I have following script in Python 3.2.3:
try:
file = open('file.txt', 'r')
except IOError:
print('There was an error opening the file!')
sys.exit()
#more code that is relevant only if the file exists
How do I exit gracefully, if the file doesn't exist (or there is simply an error opening it)?
I can use exit()
, but that opens a dialog panel asking if I want to kill the application.
I can use sys.exit()
, but that raises a SystemExit exception which doesn't looks great in output. I get
Traceback (most recent call last):
File "file", line 19, in <module>
sys.exit() SystemExit
I can use os.exit()
, but that kills the Python on C level, without any cleanups I might be performing.
I can use a boolean variable and wrap all subsequent code in if... but that is ugly, and this is not the only check I am performing. So I would have like six nested ifs...
I just want to print the 'There was an error...' and exit. I am working in IDLE.
This is a very graceful way to do it. The SystemExit traceback won't be printed outside of IDLE. Optionally you can use sys.exit(1)
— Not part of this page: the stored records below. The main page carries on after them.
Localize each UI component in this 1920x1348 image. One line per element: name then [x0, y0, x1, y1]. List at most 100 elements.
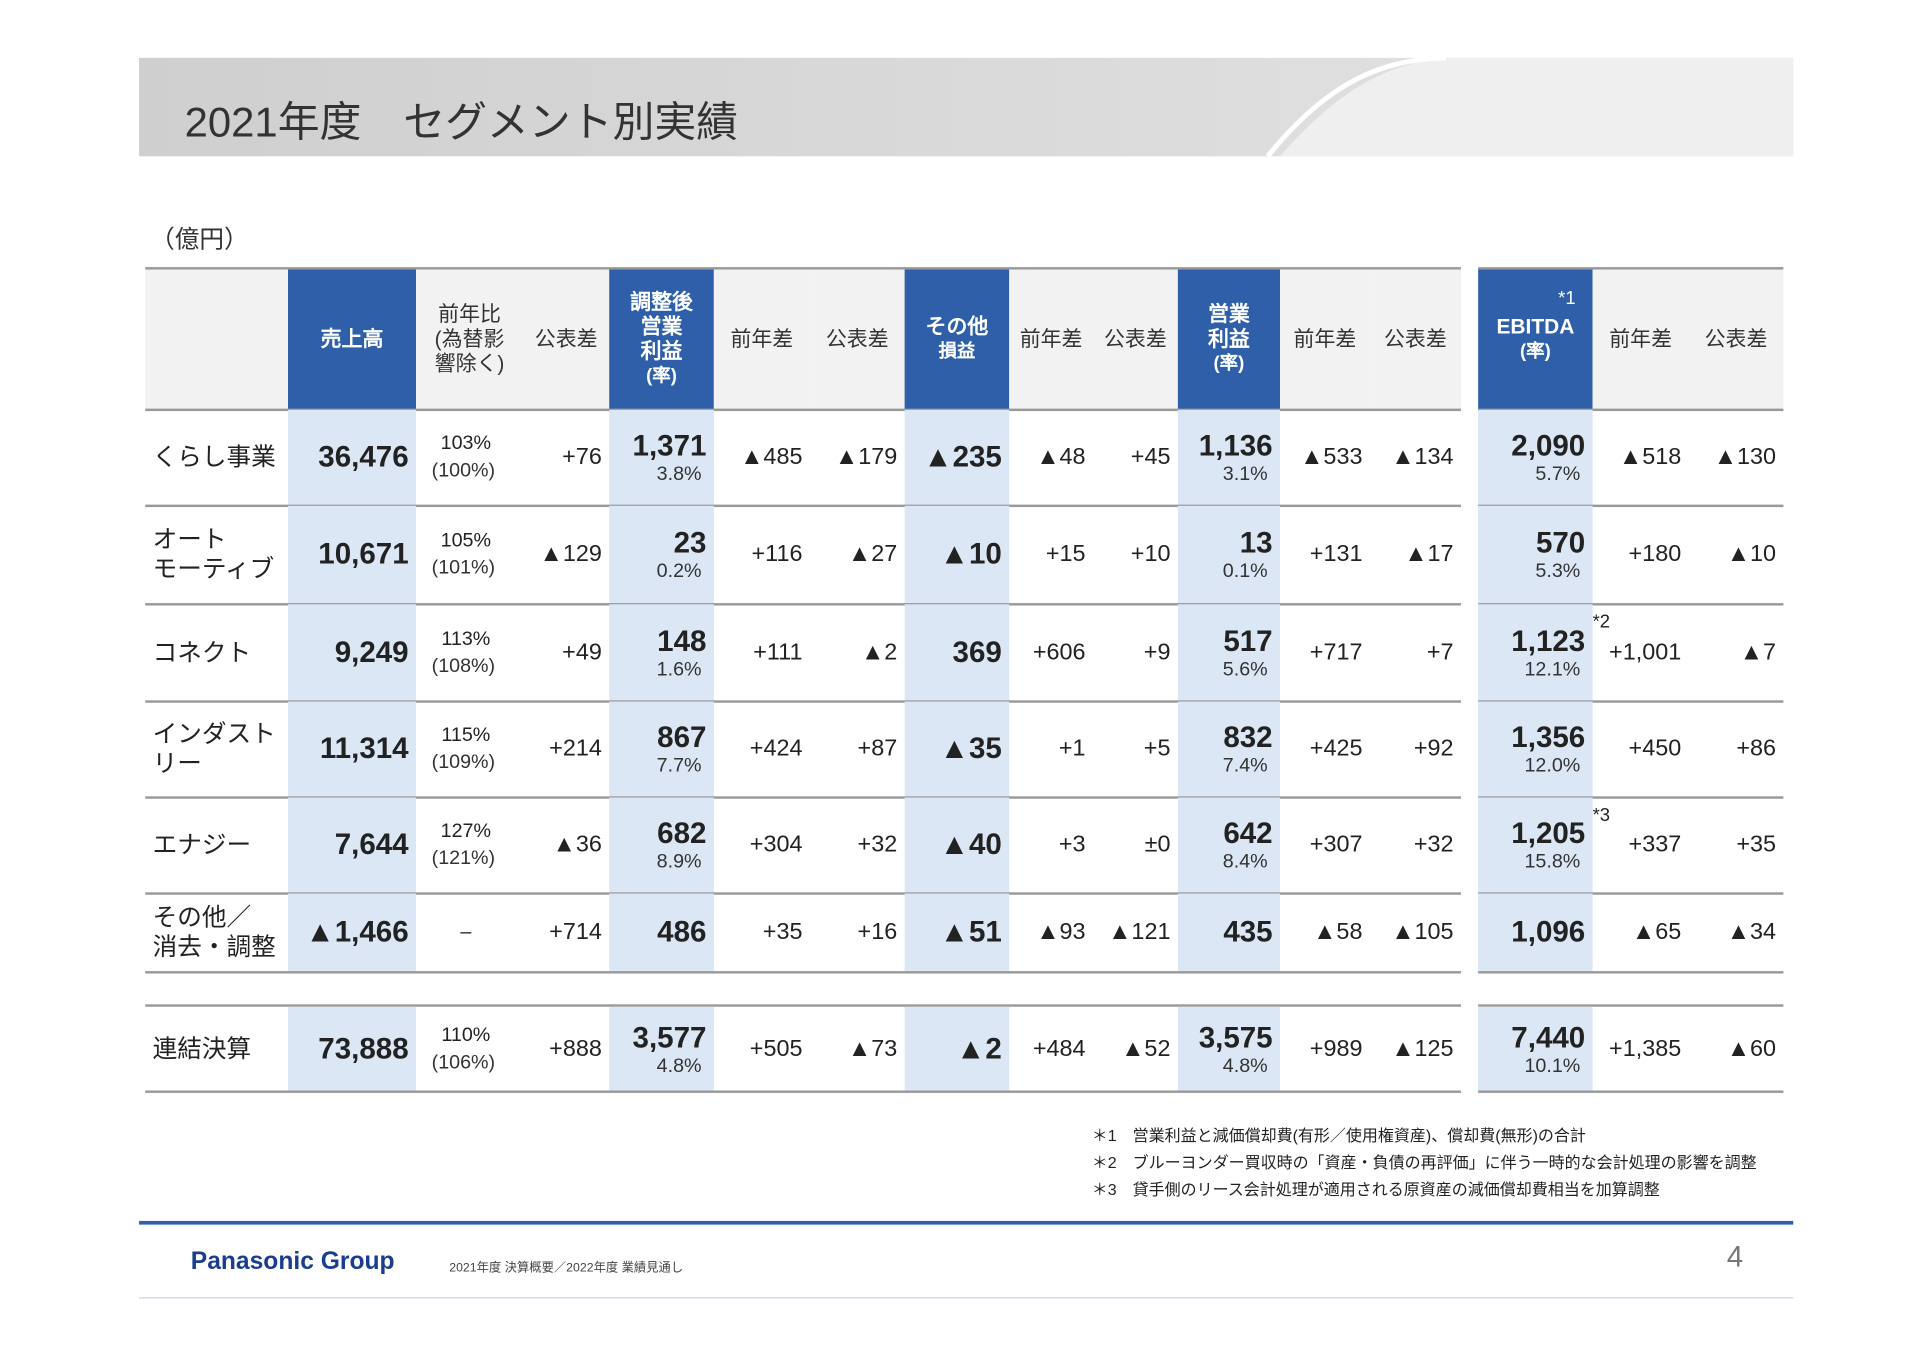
- value-cell: ▲10: [904, 505, 1010, 605]
- value-text: +1: [1058, 736, 1086, 762]
- value-text: +45: [1130, 444, 1171, 471]
- value-cell: 486: [609, 893, 714, 973]
- header-text: 前年差: [730, 326, 794, 351]
- value-text: +606: [1032, 639, 1086, 666]
- value-cell: ▲179: [810, 410, 905, 506]
- value-cell: +35: [714, 894, 810, 973]
- value-text: ▲52: [1121, 1035, 1171, 1062]
- header-text: (率): [1213, 352, 1245, 374]
- value-text: ▲7: [1739, 639, 1777, 666]
- value-text: ▲10: [1726, 541, 1777, 568]
- value-text: 13: [1239, 526, 1273, 561]
- value-cell: 570 5.3%: [1478, 505, 1593, 605]
- value-cell: ▲60: [1689, 1007, 1784, 1092]
- value-cell: ▲58: [1280, 894, 1370, 973]
- value-cell: 7,440 10.1%: [1478, 1006, 1593, 1092]
- value-cell: 148 1.6%: [609, 604, 714, 702]
- value-cell: +214: [523, 702, 609, 798]
- value-text: 7.4%: [1222, 755, 1268, 777]
- value-text: +989: [1309, 1035, 1363, 1062]
- header-text: 売上高: [320, 326, 384, 351]
- value-cell: 103% (100%): [416, 410, 523, 506]
- value-text: 1,136: [1198, 429, 1273, 463]
- value-text: 3,577: [632, 1020, 707, 1055]
- footer-subtitle: 2021年度 決算概要／2022年度 業績見通し: [449, 1261, 684, 1276]
- value-text: 435: [1223, 915, 1273, 949]
- value-cell: 1,371 3.8%: [609, 409, 714, 506]
- value-cell: 73,888: [288, 1006, 417, 1092]
- value-text: 867: [657, 721, 707, 755]
- row-rule: [1478, 796, 1784, 799]
- row-name: コネクト: [145, 604, 288, 701]
- row-rule: [1478, 408, 1784, 412]
- value-cell: ▲533: [1280, 410, 1370, 506]
- value-cell: ▲48: [1009, 410, 1093, 506]
- value-cell: +15: [1009, 506, 1093, 604]
- value-text: 11,314: [319, 732, 409, 766]
- header-cell: 前年差: [1009, 268, 1093, 410]
- value-text: +131: [1309, 541, 1363, 568]
- row-rule: [1478, 971, 1784, 974]
- brand: Panasonic Group: [190, 1248, 395, 1276]
- value-text: +3: [1058, 832, 1086, 858]
- header-text: 利益: [1208, 326, 1250, 351]
- value-text: (101%): [431, 557, 496, 579]
- header-cell: その他 損益: [904, 268, 1010, 410]
- footer-rule: [139, 1220, 1794, 1225]
- value-text: +1,385: [1609, 1035, 1682, 1062]
- value-cell: +35: [1689, 798, 1784, 894]
- header-cell: 前年差: [713, 268, 810, 410]
- row-rule: [145, 700, 1461, 703]
- value-cell: +1,385: [1593, 1007, 1689, 1092]
- value-cell: ▲134: [1370, 410, 1461, 506]
- value-text: 682: [657, 817, 707, 851]
- value-cell: +7: [1370, 604, 1461, 701]
- value-cell: +304: [714, 798, 810, 894]
- value-text: 369: [952, 635, 1002, 669]
- row-rule: [1478, 1090, 1784, 1093]
- row-rule: [1478, 1004, 1784, 1007]
- value-cell: 517 5.6%: [1177, 604, 1281, 702]
- value-text: +450: [1628, 736, 1682, 762]
- value-cell: +49: [523, 604, 609, 701]
- value-text: +111: [753, 639, 803, 666]
- value-text: ▲179: [835, 444, 898, 471]
- value-text: 73,888: [318, 1032, 409, 1066]
- value-text: +49: [562, 639, 602, 666]
- value-text: +484: [1032, 1035, 1086, 1062]
- value-cell: ▲10: [1689, 506, 1784, 604]
- row-rule: [1478, 700, 1784, 703]
- value-cell: ▲121: [1093, 894, 1178, 973]
- value-cell: +111: [714, 604, 810, 701]
- value-cell: ▲73: [810, 1007, 905, 1092]
- value-text: –: [460, 921, 472, 943]
- value-cell: +92: [1370, 702, 1461, 798]
- value-cell: ▲129: [523, 506, 609, 604]
- value-text: +1,001: [1609, 639, 1682, 666]
- value-cell: +307: [1280, 798, 1370, 894]
- value-cell: +32: [1370, 798, 1461, 894]
- header-cell: 公表差: [523, 268, 610, 410]
- value-text: 12.0%: [1524, 755, 1581, 777]
- value-text: +888: [549, 1035, 602, 1062]
- value-text: 7.7%: [656, 755, 702, 777]
- row-rule: [145, 1090, 1461, 1093]
- value-text: 103%: [440, 433, 492, 455]
- header-text: EBITDA: [1496, 314, 1575, 338]
- value-text: 832: [1223, 721, 1273, 755]
- value-cell: +76: [523, 410, 609, 506]
- value-text: ▲130: [1713, 444, 1777, 471]
- value-cell: 105% (101%): [416, 506, 523, 604]
- value-text: 148: [657, 624, 707, 658]
- value-cell: +425: [1280, 702, 1370, 798]
- value-text: 0.1%: [1222, 561, 1268, 583]
- value-text: +9: [1143, 639, 1171, 666]
- header-note: *1: [1558, 288, 1576, 309]
- value-cell: +5: [1093, 702, 1178, 798]
- value-text: +15: [1045, 541, 1086, 568]
- header-label: [145, 268, 289, 410]
- row-name-text: くらし事業: [152, 444, 276, 472]
- row-rule: [145, 267, 1461, 270]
to indicate to the shell that the script terminated with an error.
Alternatively you could do this in your "main" function and use return
to terminate the application:
def main():
try:
file = open('file.txt', 'r')
except IOError:
print('There was an error opening the file!')
return
# More code...
if __name__ == '__main__':
main()
Here the main execution code of the application is encapsulated in a single function called "main", then executed only if the script is executed directly by the Python interpreter, or in other words, if the script it not being imported by another script. (The __name__
variable is set to "__main__" if the script is being executed directly from the command line. Otherwise it will be set to the name of the module.)
This has the advantage of gathering all script execution logic into a single function, making your script cleaner, and enables you to cleanly exit your script using the return
statement, just like in most compiled languages.